GE Gas Power’s vice-president for global sourcing and logistics, Raj Thakkar, said solutions structured around the trilemma – finding a balance between affordability, reliability and sustainability in energy – was key to addressing the region’s, including Malaysia’s, energy transition and diversifying its energy mix.

“Gas has proven to be a formidable force for Asia’s and Malaysia’s evolving energy landscape, which is why we believe the accelerated and strategic deployment of renewables and gas power can change the trajectory for climate change with a significant reduction in emissions in the near term.

“The flexible and often reliable nature of gas will support the region’s as well as the country’s growing energy economy, while also generating real and urgent momentum to accelerate the region’s decarbonisation goals,” he told StarBiz in response to queries via email.

Thakkar said about 65% of the electricity generated in Peninsular Malaysia today stems from coal.

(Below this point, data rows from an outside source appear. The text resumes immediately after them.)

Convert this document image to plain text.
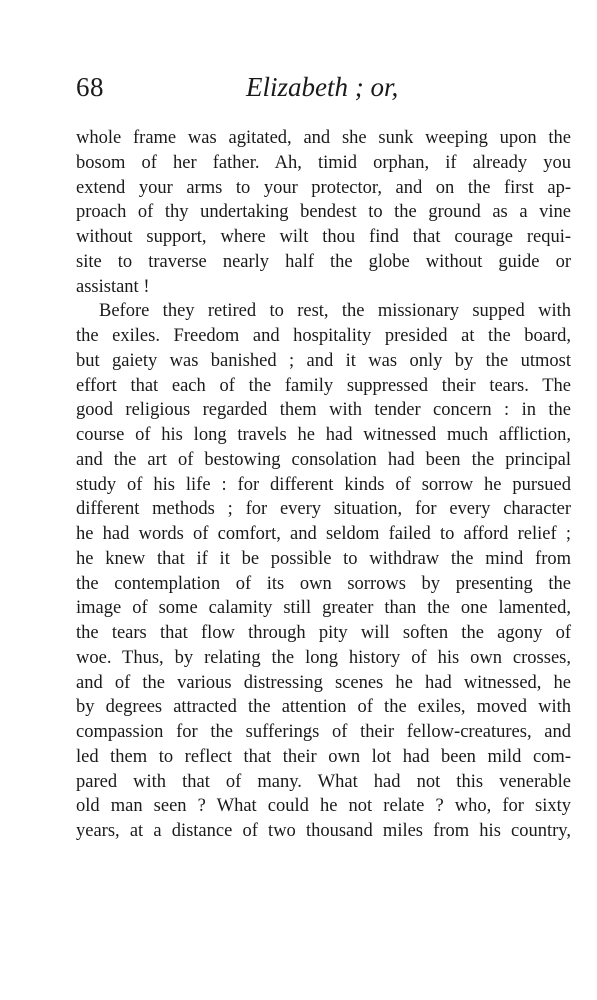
68	Elizabeth ; or,
whole frame was agitated, and she sunk weeping upon the
bosom of her father. Ah, timid orphan, if already you
extend your arms to your protector, and on the first ap-
proach of thy undertaking bendest to the ground as a vine
without support, where wilt thou find that courage requi-
site to traverse nearly half the globe without guide or
assistant !
Before they retired to rest, the missionary supped with
the exiles. Freedom and hospitality presided at the board,
but gaiety was banished ; and it was only by the utmost
effort that each of the family suppressed their tears. The
good religious regarded them with tender concern : in the
course of his long travels he had witnessed much affliction,
and the art of bestowing consolation had been the principal
study of his life : for different kinds of sorrow he pursued
different methods ; for every situation, for every character
he had words of comfort, and seldom failed to afford relief ;
he knew that if it be possible to withdraw the mind from
the contemplation of its own sorrows by presenting the
image of some calamity still greater than the one lamented,
the tears that flow through pity will soften the agony of
woe. Thus, by relating the long history of his own crosses,
and of the various distressing scenes he had witnessed, he
by degrees attracted the attention of the exiles, moved with
compassion for the sufferings of their fellow-creatures, and
led them to reflect that their own lot had been mild com-
pared with that of many. What had not this venerable
old man seen ? What could he not relate ? who, for sixty
years, at a distance of two thousand miles from his country,
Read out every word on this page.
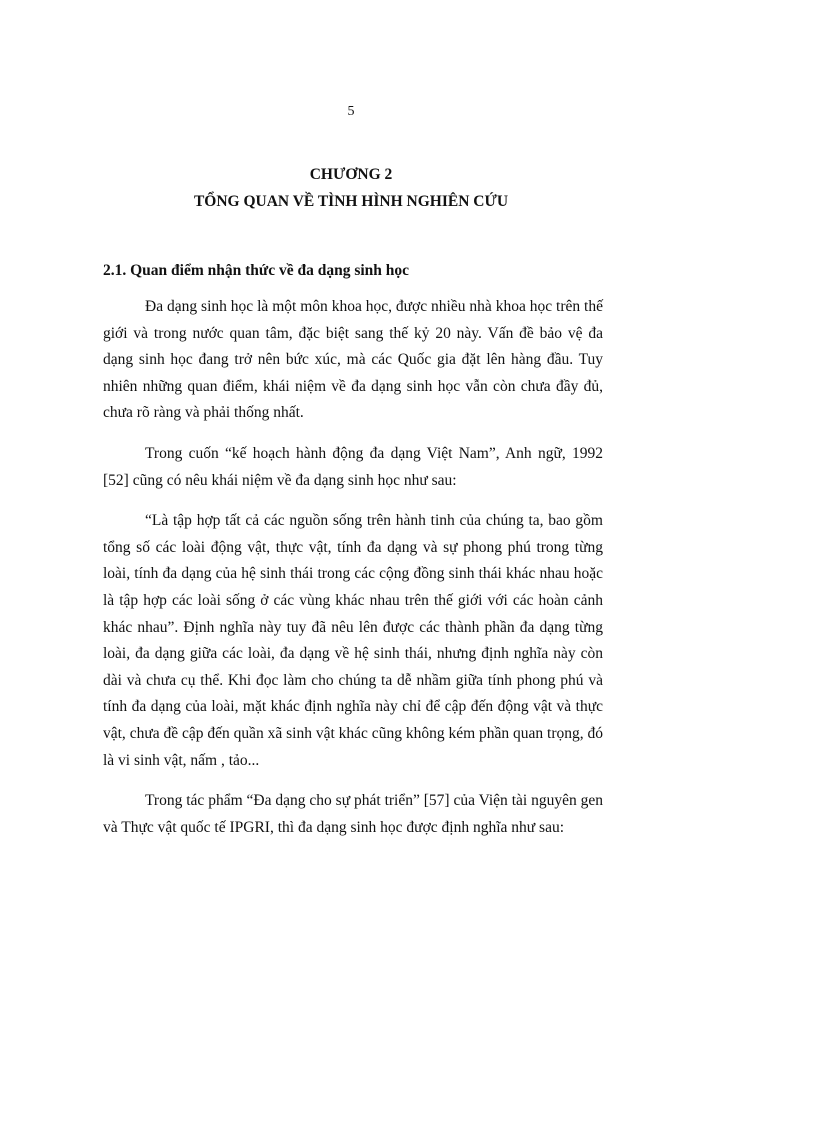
5
CHƯƠNG 2
TỔNG QUAN VỀ TÌNH HÌNH NGHIÊN CỨU
2.1. Quan điểm nhận thức về đa dạng sinh học

Đa dạng sinh học là một môn khoa học, được nhiều nhà khoa học trên thế giới và trong nước quan tâm, đặc biệt sang thế kỷ 20 này. Vấn đề bảo vệ đa dạng sinh học đang trở nên bức xúc, mà các Quốc gia đặt lên hàng đầu. Tuy nhiên những quan điểm, khái niệm về đa dạng sinh học vẫn còn chưa đầy đủ, chưa rõ ràng và phải thống nhất.

Trong cuốn “kế hoạch hành động đa dạng Việt Nam”, Anh ngữ, 1992 [52] cũng có nêu khái niệm về đa dạng sinh học như sau:

“Là tập hợp tất cả các nguồn sống trên hành tinh của chúng ta, bao gồm tổng số các loài động vật, thực vật, tính đa dạng và sự phong phú trong từng loài, tính đa dạng của hệ sinh thái trong các cộng đồng sinh thái khác nhau hoặc là tập hợp các loài sống ở các vùng khác nhau trên thế giới với các hoàn cảnh khác nhau”. Định nghĩa này tuy đã nêu lên được các thành phần đa dạng từng loài, đa dạng giữa các loài, đa dạng về hệ sinh thái, nhưng định nghĩa này còn dài và chưa cụ thể. Khi đọc làm cho chúng ta dễ nhầm giữa tính phong phú và tính đa dạng của loài, mặt khác định nghĩa này chỉ để cập đến động vật và thực vật, chưa đề cập đến quần xã sinh vật khác cũng không kém phần quan trọng, đó là vi sinh vật, nấm , tảo...

Trong tác phẩm “Đa dạng cho sự phát triển” [57] của Viện tài nguyên gen và Thực vật quốc tế IPGRI, thì đa dạng sinh học được định nghĩa như sau:
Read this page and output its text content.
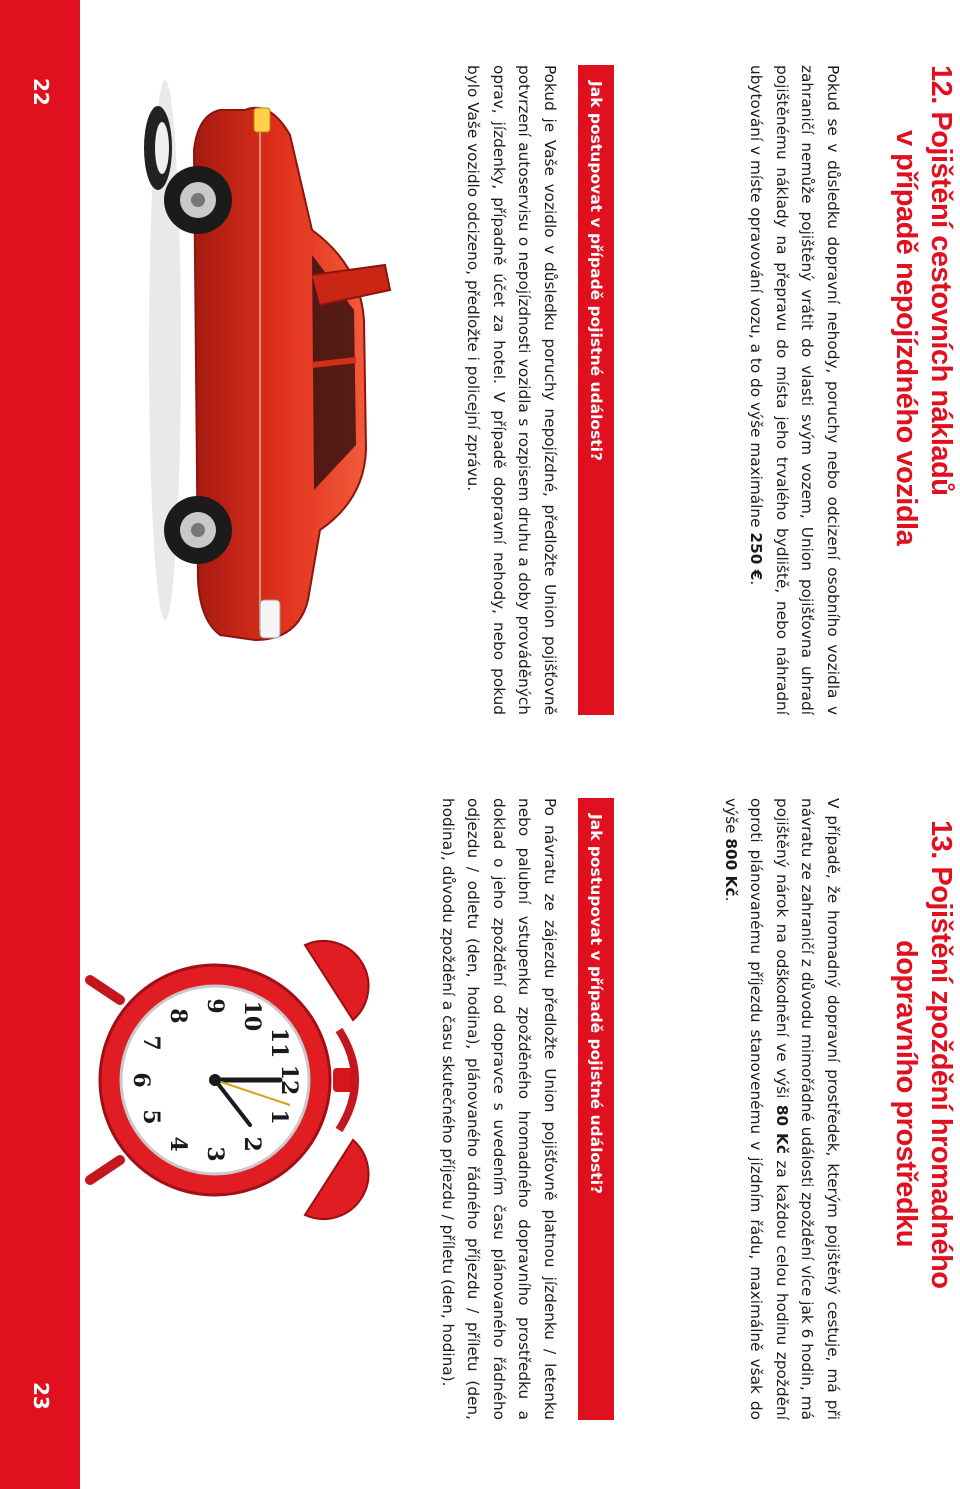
22
23
12. Pojištění cestovních nákladů
v případě nepojízdného vozidla
Pokud se v důsledku dopravní nehody, poruchy nebo odcizení osobního vozidla v zahraničí nemůže pojištěný vrátit do vlasti svým vozem, Union pojišťovna uhradí pojištěnému náklady na přepravu do místa jeho trvalého bydliště, nebo náhradní ubytování v míste opravování vozu, a to do výše maximálne 250 €.
Jak postupovat v případě pojistné události?
Pokud je Vaše vozidlo v důsledku poruchy nepojízdné, předložte Union pojišťovně potvrzení autoservisu o nepojízdnosti vozidla s rozpisem druhu a doby prováděných oprav, jízdenky, případně účet za hotel. V případě dopravní nehody, nebo pokud bylo Vaše vozidlo odcizeno, předložte i policejní zprávu.
13. Pojištění zpoždění hromadného
dopravního prostředku
V případě, že hromadný dopravní prostředek, kterým pojištěný cestuje, má při návratu ze zahraničí z důvodu mimořádné události zpoždění více jak 6 hodin, má pojištěný nárok na odškodnění ve výši 80 Kč za každou celou hodinu zpoždění oproti plánovanému příjezdu stanovenému v jízdním řádu, maximálně však do výše 800 Kč.
Jak postupovat v případě pojistné události?
Po návratu ze zájezdu předložte Union pojišťovně platnou jízdenku / letenku nebo palubní vstupenku zpožděného hromadného dopravního prostředku a doklad o jeho zpoždění od dopravce s uvedením času plánovaného řádného odjezdu / odletu (den, hodina), plánovaného řádného příjezdu / příletu (den, hodina), důvodu zpoždění a času skutečného příjezdu / příletu (den, hodina).
12
1
2
3
4
5
6
7
8
9 10
11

Given that about 80% of total greenhouse emissions are contributed by the energy sector, there needs to be a strong commitment from the power industry’s stakeholders for reduced or near-zero carbon emissions from their operations, he added.

Furthermore, he said there was a need to balance affordable cost structures, to meet Malaysia’s net-zero aspirations for 2050 and its goal to replace all retired power plants with gas plants in the next 10 years.

Although the country has made significant strides in its energy transition, he said more can be done to decarbonise its current and future power plants to avoid carbon lock-in, which prevents the transition to cleaner sources of energy.

This could be done through innovative technology upgrades across existing infrastructure, as well as the adoption of pre- and post-combustion solutions such as carbon capture, utilisation and storage or CCUS.

In Malaysia, the company has worked with power plant operators such as Southern Power Generation Sdn Bhd (SPG) and Edra Power Holdings Sdn Bhd, to provide H-Class turnkey combined cycle plant equipment for their respective sites.

These include SPG’s Sultan Ibrahim Power Plant in Pasir Gudang, Johor, and Edra’s power plant in Alor Gajah, Melaka.

The Melaka plant, which is the country’s largest combined cycle plant, is set to add more than 2.2 gigawatts (GW) of electricity to the national grid, which is equal to the 10% of the country’s current power demand.

On the energy outlook for 2022 in Asia including Malaysia, Thakkar said the local electricity demand is expected to grow from 18.8 GW in 2020 to over 24 GW by 2039, driven by urbanisation and industrialisation.

The four largest markets by electricity consumption – Indonesia (26%), Vietnam (22%), Thailand (19%) and Malaysia (15%), make up more than 80% of the total demand in the region.

In light of this new demand, he said there have been renewed commitments from energy industry players for reduced or near-zero carbon emissions for their operations.

Yet, he said ongoing market disruptions have spotlighted the energy security vulnerabilities of Asian countries, on top of the growing need for these markets to bolster current energy infrastructures, whilst balancing green targets and affordable pricing structures.

At the same time, he said the introduction of renewables at a large scale in Asia continued to face several challenges such as intermittency and reliability issues.

“The transmission of RE also demands large utilisation of open land, presenting another issue alongside energy policy inconsistencies that make long-term pricing challenging.

“While there is no one-size-fits-all solution, we believe that more can be done with gas power to provide with a reliable baseload power needed to ensure grid stability alongside the deployment of RE technologies, whilst building resiliency to external price fluctuations.

“This includes optimising existing gas infrastructure – such as exploring cleaner fuel blends – to kickstart a lower-carbon future as it is likely that these solutions are already being tailored to support the government’s green agenda, local conditions, and individual appetites to accelerate the energy transition.